USD/CAD rose to a 7 week high after oil prices dropped to a 2-month low intraday. Traditionally oil performs well during times of geopolitical uncertainty but it appears that concerns about oversupply and the rise in the U.S. dollar is offsetting the risks. There is a significant amount of technical support at $40 a barrel and we believe this support will hold. Softer Canadian manufacturing data also contributed to the currency pair’s rise. Manufacturing sales were expected to have increased by 0.2% in the month of September but instead if fell -1.5%. However the housing market appears to be recovering with existing home sales rising 1.8% last month after falling 2.1% in September.

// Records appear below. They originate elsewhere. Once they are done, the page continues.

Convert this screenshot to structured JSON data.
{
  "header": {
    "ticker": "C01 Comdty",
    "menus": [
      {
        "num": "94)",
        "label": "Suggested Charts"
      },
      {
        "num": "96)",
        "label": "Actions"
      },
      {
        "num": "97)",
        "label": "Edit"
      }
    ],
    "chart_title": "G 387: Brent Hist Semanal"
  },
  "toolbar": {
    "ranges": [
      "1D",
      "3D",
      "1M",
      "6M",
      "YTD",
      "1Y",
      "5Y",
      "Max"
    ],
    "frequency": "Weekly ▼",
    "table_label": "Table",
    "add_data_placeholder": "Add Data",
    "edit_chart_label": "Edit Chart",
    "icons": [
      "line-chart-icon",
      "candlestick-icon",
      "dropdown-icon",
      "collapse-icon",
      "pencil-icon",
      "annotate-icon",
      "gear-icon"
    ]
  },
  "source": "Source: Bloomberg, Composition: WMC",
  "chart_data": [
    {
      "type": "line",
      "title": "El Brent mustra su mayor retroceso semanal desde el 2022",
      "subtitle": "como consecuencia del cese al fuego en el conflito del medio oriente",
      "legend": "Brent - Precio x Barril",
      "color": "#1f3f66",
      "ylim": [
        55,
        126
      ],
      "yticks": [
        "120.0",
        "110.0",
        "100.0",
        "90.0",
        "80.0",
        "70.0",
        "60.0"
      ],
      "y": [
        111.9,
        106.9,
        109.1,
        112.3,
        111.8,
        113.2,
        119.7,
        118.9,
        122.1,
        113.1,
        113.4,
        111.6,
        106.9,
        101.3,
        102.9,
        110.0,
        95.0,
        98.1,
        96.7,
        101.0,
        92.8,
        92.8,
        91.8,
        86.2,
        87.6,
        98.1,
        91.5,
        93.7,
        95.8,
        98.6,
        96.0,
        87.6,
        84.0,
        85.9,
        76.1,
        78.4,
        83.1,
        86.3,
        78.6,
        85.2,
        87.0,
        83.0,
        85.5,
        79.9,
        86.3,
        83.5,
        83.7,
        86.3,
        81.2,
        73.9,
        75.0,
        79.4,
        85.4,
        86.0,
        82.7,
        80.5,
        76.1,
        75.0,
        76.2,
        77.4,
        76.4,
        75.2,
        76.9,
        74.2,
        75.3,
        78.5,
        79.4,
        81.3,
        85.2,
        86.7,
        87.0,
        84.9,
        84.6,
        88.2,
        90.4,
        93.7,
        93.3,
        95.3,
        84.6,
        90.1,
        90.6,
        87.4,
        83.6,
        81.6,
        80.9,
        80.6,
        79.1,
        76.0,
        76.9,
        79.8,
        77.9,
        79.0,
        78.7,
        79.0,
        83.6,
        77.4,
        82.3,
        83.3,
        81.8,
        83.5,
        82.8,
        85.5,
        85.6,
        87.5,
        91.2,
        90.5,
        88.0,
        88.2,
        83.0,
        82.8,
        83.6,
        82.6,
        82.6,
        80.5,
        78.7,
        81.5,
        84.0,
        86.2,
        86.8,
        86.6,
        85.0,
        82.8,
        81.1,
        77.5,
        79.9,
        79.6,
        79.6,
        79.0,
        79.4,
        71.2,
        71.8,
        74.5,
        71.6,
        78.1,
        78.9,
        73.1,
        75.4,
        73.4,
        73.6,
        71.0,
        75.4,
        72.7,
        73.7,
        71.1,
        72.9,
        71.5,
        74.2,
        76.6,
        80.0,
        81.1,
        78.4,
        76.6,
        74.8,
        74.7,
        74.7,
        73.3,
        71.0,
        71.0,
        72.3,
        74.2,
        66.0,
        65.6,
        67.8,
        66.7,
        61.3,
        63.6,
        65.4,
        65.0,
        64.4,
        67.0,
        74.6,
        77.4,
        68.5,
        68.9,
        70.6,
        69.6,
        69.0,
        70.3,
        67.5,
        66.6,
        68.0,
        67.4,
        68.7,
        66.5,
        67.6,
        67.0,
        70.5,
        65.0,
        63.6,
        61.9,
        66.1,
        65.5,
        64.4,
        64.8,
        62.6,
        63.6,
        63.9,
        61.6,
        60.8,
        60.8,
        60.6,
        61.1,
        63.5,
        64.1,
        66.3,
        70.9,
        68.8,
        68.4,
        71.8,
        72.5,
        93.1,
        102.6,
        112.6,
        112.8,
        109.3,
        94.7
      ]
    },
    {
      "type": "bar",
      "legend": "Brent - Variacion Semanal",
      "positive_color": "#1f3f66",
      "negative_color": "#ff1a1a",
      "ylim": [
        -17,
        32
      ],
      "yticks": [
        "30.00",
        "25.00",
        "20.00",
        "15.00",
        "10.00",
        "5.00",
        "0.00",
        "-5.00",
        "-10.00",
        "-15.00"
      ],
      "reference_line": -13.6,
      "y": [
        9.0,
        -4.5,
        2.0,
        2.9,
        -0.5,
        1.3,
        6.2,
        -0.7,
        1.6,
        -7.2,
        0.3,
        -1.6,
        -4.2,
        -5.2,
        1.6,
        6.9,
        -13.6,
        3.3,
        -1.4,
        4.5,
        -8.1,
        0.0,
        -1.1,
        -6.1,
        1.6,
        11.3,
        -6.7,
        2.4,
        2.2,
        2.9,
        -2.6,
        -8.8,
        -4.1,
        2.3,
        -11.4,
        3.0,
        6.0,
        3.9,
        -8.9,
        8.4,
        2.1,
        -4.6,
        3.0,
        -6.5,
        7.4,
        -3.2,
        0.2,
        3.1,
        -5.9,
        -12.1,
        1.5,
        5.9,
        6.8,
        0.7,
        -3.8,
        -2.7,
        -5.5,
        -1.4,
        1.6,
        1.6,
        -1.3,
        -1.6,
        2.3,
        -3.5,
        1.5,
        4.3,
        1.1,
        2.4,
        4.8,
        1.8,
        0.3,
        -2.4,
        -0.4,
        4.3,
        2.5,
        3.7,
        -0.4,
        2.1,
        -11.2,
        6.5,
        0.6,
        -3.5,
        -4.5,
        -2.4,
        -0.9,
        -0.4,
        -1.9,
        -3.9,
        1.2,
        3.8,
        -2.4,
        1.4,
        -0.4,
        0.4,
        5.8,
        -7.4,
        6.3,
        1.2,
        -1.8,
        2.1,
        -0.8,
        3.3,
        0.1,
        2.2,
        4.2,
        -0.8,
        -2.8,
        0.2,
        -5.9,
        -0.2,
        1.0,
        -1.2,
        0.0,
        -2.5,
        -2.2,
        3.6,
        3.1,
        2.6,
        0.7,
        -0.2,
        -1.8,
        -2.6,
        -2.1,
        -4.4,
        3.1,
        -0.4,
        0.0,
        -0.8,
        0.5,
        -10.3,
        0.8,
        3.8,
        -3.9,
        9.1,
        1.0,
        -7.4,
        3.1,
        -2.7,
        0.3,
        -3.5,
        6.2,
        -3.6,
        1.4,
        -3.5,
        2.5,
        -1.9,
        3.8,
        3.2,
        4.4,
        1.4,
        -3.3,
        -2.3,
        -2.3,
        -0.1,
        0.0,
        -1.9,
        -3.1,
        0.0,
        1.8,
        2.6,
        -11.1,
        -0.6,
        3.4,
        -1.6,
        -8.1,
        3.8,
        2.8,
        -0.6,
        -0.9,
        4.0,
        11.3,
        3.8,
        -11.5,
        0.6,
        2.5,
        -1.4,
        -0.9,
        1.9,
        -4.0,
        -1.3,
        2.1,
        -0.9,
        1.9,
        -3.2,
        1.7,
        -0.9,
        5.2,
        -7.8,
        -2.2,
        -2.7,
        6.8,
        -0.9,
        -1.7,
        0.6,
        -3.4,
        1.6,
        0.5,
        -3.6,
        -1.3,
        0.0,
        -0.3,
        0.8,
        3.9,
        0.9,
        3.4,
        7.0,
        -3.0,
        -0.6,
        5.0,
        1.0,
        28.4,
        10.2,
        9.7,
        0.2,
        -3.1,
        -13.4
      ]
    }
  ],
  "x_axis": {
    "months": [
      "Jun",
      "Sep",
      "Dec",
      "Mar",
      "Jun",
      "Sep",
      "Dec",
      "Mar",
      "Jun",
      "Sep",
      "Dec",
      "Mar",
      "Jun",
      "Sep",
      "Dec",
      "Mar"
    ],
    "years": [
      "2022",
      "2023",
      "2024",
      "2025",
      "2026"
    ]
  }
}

The worst performing currency today was the New Zealand dollar. Fonterra increased its payout to dairy farmers and retail sales rose more than expected in the third quarter but risk aversion and the slowdown in service activity weighed heavily on the currency. There’s also a global dairy trade auction tomorrow and investors are worried that prices could fall for a third time in a row.
The Australian dollar moved lower ahead of tonight’s RBA minutes. Although gold prices increased on risk aversion, A$ traders were much more focused on the fall in copper prices. The Reserve Bank of Australia was surprisingly optimistic at their last meeting but if there is even a hint of concern in the minutes it could accelerate the decline in AUD/USD.
The British pound is in play tomorrow with U.K. inflation data scheduled for release. Consumer prices are expected to rise but considering that the Bank of England cited low inflation as the primary reason for their dovish monetary policy stance earlier this month, the risk is to the downside for the report. Sterling’s strength versus the euro has and will continue to put downward pressure on prices. Even if CPI increases, annualized basis price growth could remain negative for the second month in a row.